Bhikkhuni Subha dengan rela
menyerahkan sepasang biji matanya, kepada pemuda iseng yang tergila-gila
kepadanya, yang tak tahan melihat kecantikannya dengan sorot matanya yang
menggiurkan. Tindakan Bhikkhuni Subha ini tidak disalahkan oleh Sang Buddha,
bahkan secara ajaib Sang Buddha mengembalikan bola mata itu ke tempatnya
semula, sehingga Bhikkhuni Subha dapat melihat kembali.
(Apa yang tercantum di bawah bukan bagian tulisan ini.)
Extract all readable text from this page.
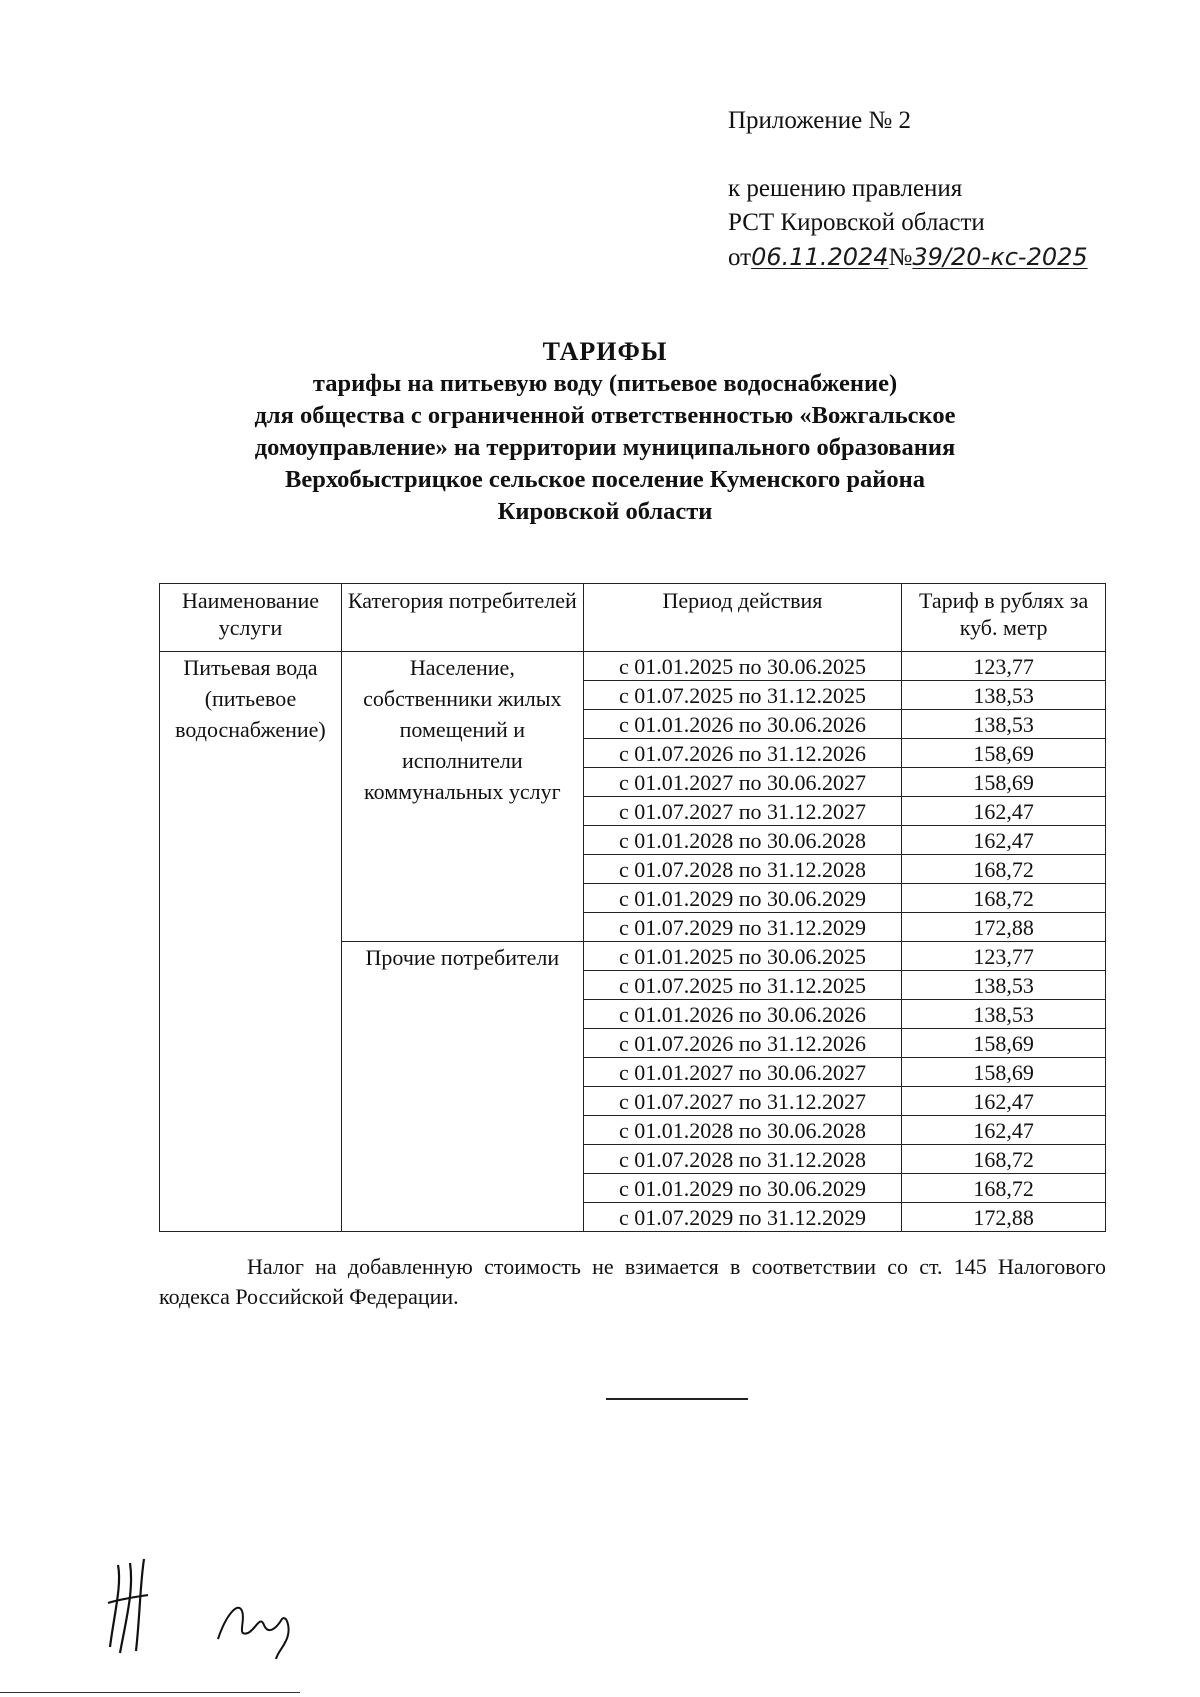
Приложение № 2
к решению правления
РСТ Кировской области
от06.11.2024№39/20-кс-2025
ТАРИФЫ
тарифы на питьевую воду (питьевое водоснабжение)
для общества с ограниченной ответственностью «Вожгальское
домоуправление» на территории муниципального образования
Верхобыстрицкое сельское поселение Куменского района
Кировской области
Наименование услуги	Категория потребителей	Период действия	Тариф в рублях за куб. метр
Питьевая вода (питьевое водоснабжение)	Население, собственники жилых помещений и исполнители коммунальных услуг	с 01.01.2025 по 30.06.2025	123,77
		с 01.07.2025 по 31.12.2025	138,53
		с 01.01.2026 по 30.06.2026	138,53
		с 01.07.2026 по 31.12.2026	158,69
		с 01.01.2027 по 30.06.2027	158,69
		с 01.07.2027 по 31.12.2027	162,47
		с 01.01.2028 по 30.06.2028	162,47
		с 01.07.2028 по 31.12.2028	168,72
		с 01.01.2029 по 30.06.2029	168,72
		с 01.07.2029 по 31.12.2029	172,88
	Прочие потребители	с 01.01.2025 по 30.06.2025	123,77
		с 01.07.2025 по 31.12.2025	138,53
		с 01.01.2026 по 30.06.2026	138,53
		с 01.07.2026 по 31.12.2026	158,69
		с 01.01.2027 по 30.06.2027	158,69
		с 01.07.2027 по 31.12.2027	162,47
		с 01.01.2028 по 30.06.2028	162,47
		с 01.07.2028 по 31.12.2028	168,72
		с 01.01.2029 по 30.06.2029	168,72
		с 01.07.2029 по 31.12.2029	172,88
Налог на добавленную стоимость не взимается в соответствии со ст. 145 Налогового кодекса Российской Федерации.
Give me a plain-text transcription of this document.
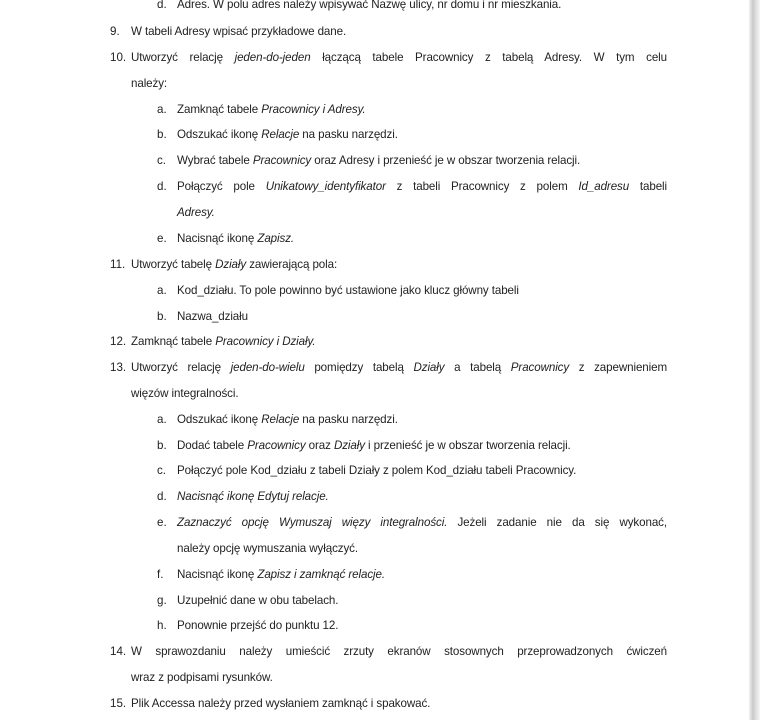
d. Adres. W polu adres należy wpisywać Nazwę ulicy, nr domu i nr mieszkania.
9. W tabeli Adresy wpisać przykładowe dane.
10. Utworzyć relację jeden-do-jeden łączącą tabele Pracownicy z tabelą Adresy. W tym celu
należy:
a. Zamknąć tabele Pracownicy i Adresy.
b. Odszukać ikonę Relacje na pasku narzędzi.
c. Wybrać tabele Pracownicy oraz Adresy i przenieść je w obszar tworzenia relacji.
d. Połączyć pole Unikatowy_identyfikator z tabeli Pracownicy z polem Id_adresu tabeli
Adresy.
e. Nacisnąć ikonę Zapisz.
11. Utworzyć tabelę Działy zawierającą pola:
a. Kod_działu. To pole powinno być ustawione jako klucz główny tabeli
b. Nazwa_działu
12. Zamknąć tabele Pracownicy i Działy.
13. Utworzyć relację jeden-do-wielu pomiędzy tabelą Działy a tabelą Pracownicy z zapewnieniem
więzów integralności.
a. Odszukać ikonę Relacje na pasku narzędzi.
b. Dodać tabele Pracownicy oraz Działy i przenieść je w obszar tworzenia relacji.
c. Połączyć pole Kod_działu z tabeli Działy z polem Kod_działu tabeli Pracownicy.
d. Nacisnąć ikonę Edytuj relacje.
e. Zaznaczyć opcję Wymuszaj więzy integralności. Jeżeli zadanie nie da się wykonać,
należy opcję wymuszania wyłączyć.
f. Nacisnąć ikonę Zapisz i zamknąć relacje.
g. Uzupełnić dane w obu tabelach.
h. Ponownie przejść do punktu 12.
14. W sprawozdaniu należy umieścić zrzuty ekranów stosownych przeprowadzonych ćwiczeń
wraz z podpisami rysunków.
15. Plik Accessa należy przed wysłaniem zamknąć i spakować.
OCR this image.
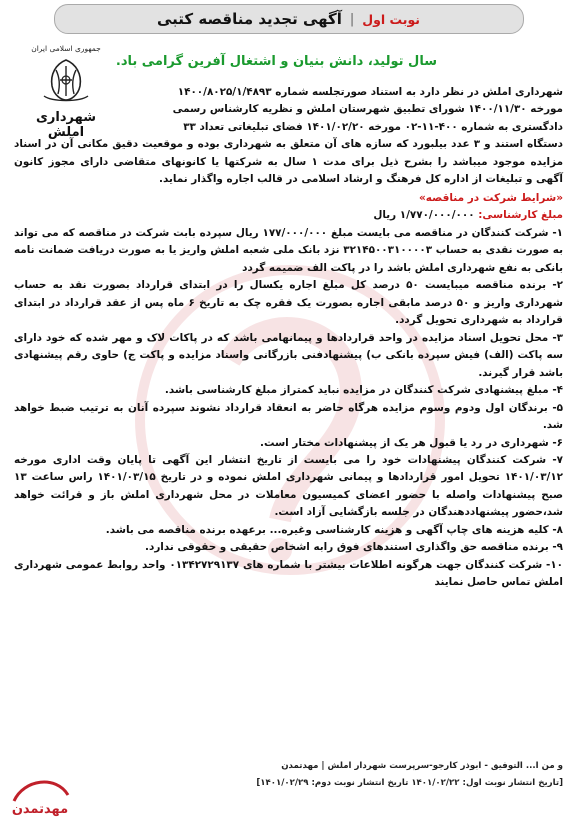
نوبت اول
|
آگهی تجدید مناقصه کتبی
سال تولید، دانش بنیان و اشتغال آفرین گرامی باد.
جمهوری اسلامی ایران
شهرداری املش
شهرداری املش در نظر دارد به استناد صورتجلسه شماره ۱۴۰۰/۸۰۲۵/۱/۴۸۹۳
مورخه ۱۴۰۰/۱۱/۳۰ شورای تطبیق شهرستان املش و نظریه کارشناس رسمی
دادگستری به شماره ۴۰۰-۱۱-۰۲ مورخه ۱۴۰۱/۰۲/۲۰ فضای تبلیغاتی تعداد ۳۳
دستگاه استند و ۳ عدد بیلبورد که سازه های آن متعلق به شهرداری بوده و موقعیت دقیق مکانی آن در اسناد مزایده موجود میباشد را بشرح ذیل برای مدت ۱ سال به شرکتها یا کانونهای متقاضی دارای مجوز کانون آگهی و تبلیغات از اداره کل فرهنگ و ارشاد اسلامی در قالب اجاره واگذار نماید.
«شرایط شرکت در مناقصه»
مبلغ کارشناسی: ۱/۷۷۰/۰۰۰/۰۰۰ ریال
۱- شرکت کنندگان در مناقصه می بایست مبلغ ۱۷۷/۰۰۰/۰۰۰ ریال سپرده بابت شرکت در مناقصه که می تواند به صورت نقدی به حساب ۳۲۱۴۵۰۰۳۱۰۰۰۰۳ نزد بانک ملی شعبه املش واریز یا به صورت دریافت ضمانت نامه بانکی به نفع شهرداری املش باشد را در پاکت الف ضمیمه گردد
۲- برنده مناقصه میبایست ۵۰ درصد کل مبلغ اجاره یکسال را در ابتدای قرارداد بصورت نقد به حساب شهرداری واریز و ۵۰ درصد مابقی اجاره بصورت یک فقره چک به تاریخ ۶ ماه پس از عقد قرارداد در ابتدای قرارداد به شهرداری تحویل گردد.
۳- محل تحویل اسناد مزایده در واحد قراردادها و پیمانهامی باشد که در پاکات لاک و مهر شده که خود دارای سه پاکت (الف) فیش سپرده بانکی ب) پیشنهادفنی بازرگانی واسناد مزایده و پاکت ج) حاوی رقم پیشنهادی باشد قرار گیرند.
۴- مبلغ پیشنهادی شرکت کنندگان در مزایده نباید کمتراز مبلغ کارشناسی باشد.
۵- برندگان اول ودوم وسوم مزایده هرگاه حاضر به انعقاد قرارداد نشوند سپرده آنان به ترتیب ضبط خواهد شد.
۶- شهرداری در رد یا قبول هر یک از پیشنهادات مختار است.
۷- شرکت کنندگان پیشنهادات خود را می بایست از تاریخ انتشار این آگهی تا پایان وقت اداری مورخه ۱۴۰۱/۰۳/۱۲ تحویل امور قراردادها و پیمانی شهرداری املش نموده و در تاریخ ۱۴۰۱/۰۳/۱۵ راس ساعت ۱۳ صبح پیشنهادات واصله با حضور اعضای کمیسیون معاملات در محل شهرداری املش باز و قرائت خواهد شد،حضور پیشنهاددهندگان در جلسه بازگشایی آزاد است.
۸- کلیه هزینه های چاپ آگهی و هزینه کارشناسی وغیره... برعهده برنده مناقصه می باشد.
۹- برنده مناقصه حق واگذاری استندهای فوق رابه اشخاص حقیقی و حقوقی ندارد.
۱۰- شرکت کنندگان جهت هرگونه اطلاعات بیشتر با شماره های ۰۱۳۴۲۷۲۹۱۳۷ واحد روابط عمومی شهرداری املش تماس حاصل نمایند
و من ا... التوفیق - ابوذر کارجو-سرپرست شهردار املش | مهدتمدن
[تاریخ انتشار نوبت اول: ۱۴۰۱/۰۲/۲۲ تاریخ انتشار نوبت دوم: ۱۴۰۱/۰۲/۲۹]
مهدتمدن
Upa-Paramita merupakan salah satu syarat dari
beberapa syarat yang dibutuhkan bagi seorang Bodhisatta untuk mencapai
tingkat kebuddhaan.
Seperti halnya seseorang yang
berusaha untuk mendapatkan sandang dan pangan, ia bersedia merendahkan dirinya
untuk melayani orang lain, bahkan bersedia diperbudak untuk menyenangkan orang
lain. Maka begitu pula sikap seorang Bodhisatta yang senantiasa
mengharapkan kesejahteraan dan kebahagiaan setiap makhluk dengan setiap saat
melatih diri dalam Dana Paramita untuk menjadikan dirinya bermanfaat
bagi makhluk lain. Hal ini dilakukan dengan penuh kesadaran. Apapun yang
dimilikinya entah organ tubuhnya, maupun anggota lainnya (tangan, kaki, mata,
daging, ginjal, dan sebagainya) akan diberikan tanpa perasaan bimbang atau
kecil hati. Dia merasa tidak memiliki keterikatan/kemelekatan lagi terhadap
benda-benda maupun organ tubuhnya yang dia berikan demi kebahagiaan atau
menolong makhluk lain yang terancam hidupnya. (Bhikkhu Bodhi, The All
Embracing Net of Views, Buddhist Publication Society, Srilangka, halaman
290-291).
Dalam Vesantara Jataka 539, Sang
Buddha bersabda bahwa dalam Kelahiran Beliau sebagai Bodhisatta Vesantara,
Beliau telah menyatakan sebagai berikut, "Segala sesuatu yang telah
kuberikan kepada orang lain itu sebenarnya berasal dari orang lain, dan ini
tidak membuat aku menjadi puas. Aku ingin berdana sesuatu yang betul-betul
berasal dari pribadiku sendiri, karena itu jika seseorang menginginkan
jantungku, akan kubuka rongga dadaku dan kuberikan jantungku kepadanya. Jika
yang diinginkan adalah kulit serta daging dari badanku, maka akan kucabik-cabik
semua kulit dan daging dari badanku dan akan kuberikan kepadanya".
Dalam Sivi Jataka 499,
selanjutnya Sang Buddha bersabda, "Sebagai Bodhisatta aku pernah
terlahir sebagai Raja Sivi, aku duduk termenung memikirkan tentang arti dan
makna dari dana yang pernah aku berikan. Ternyata tak satupun dari benda-benda
yang bersifat duniawi yang ada di sini yang belum pernah aku berikan kepada
orang lain. Namun demikian, pemberian yang demikian ini tidak memuaskan diriku.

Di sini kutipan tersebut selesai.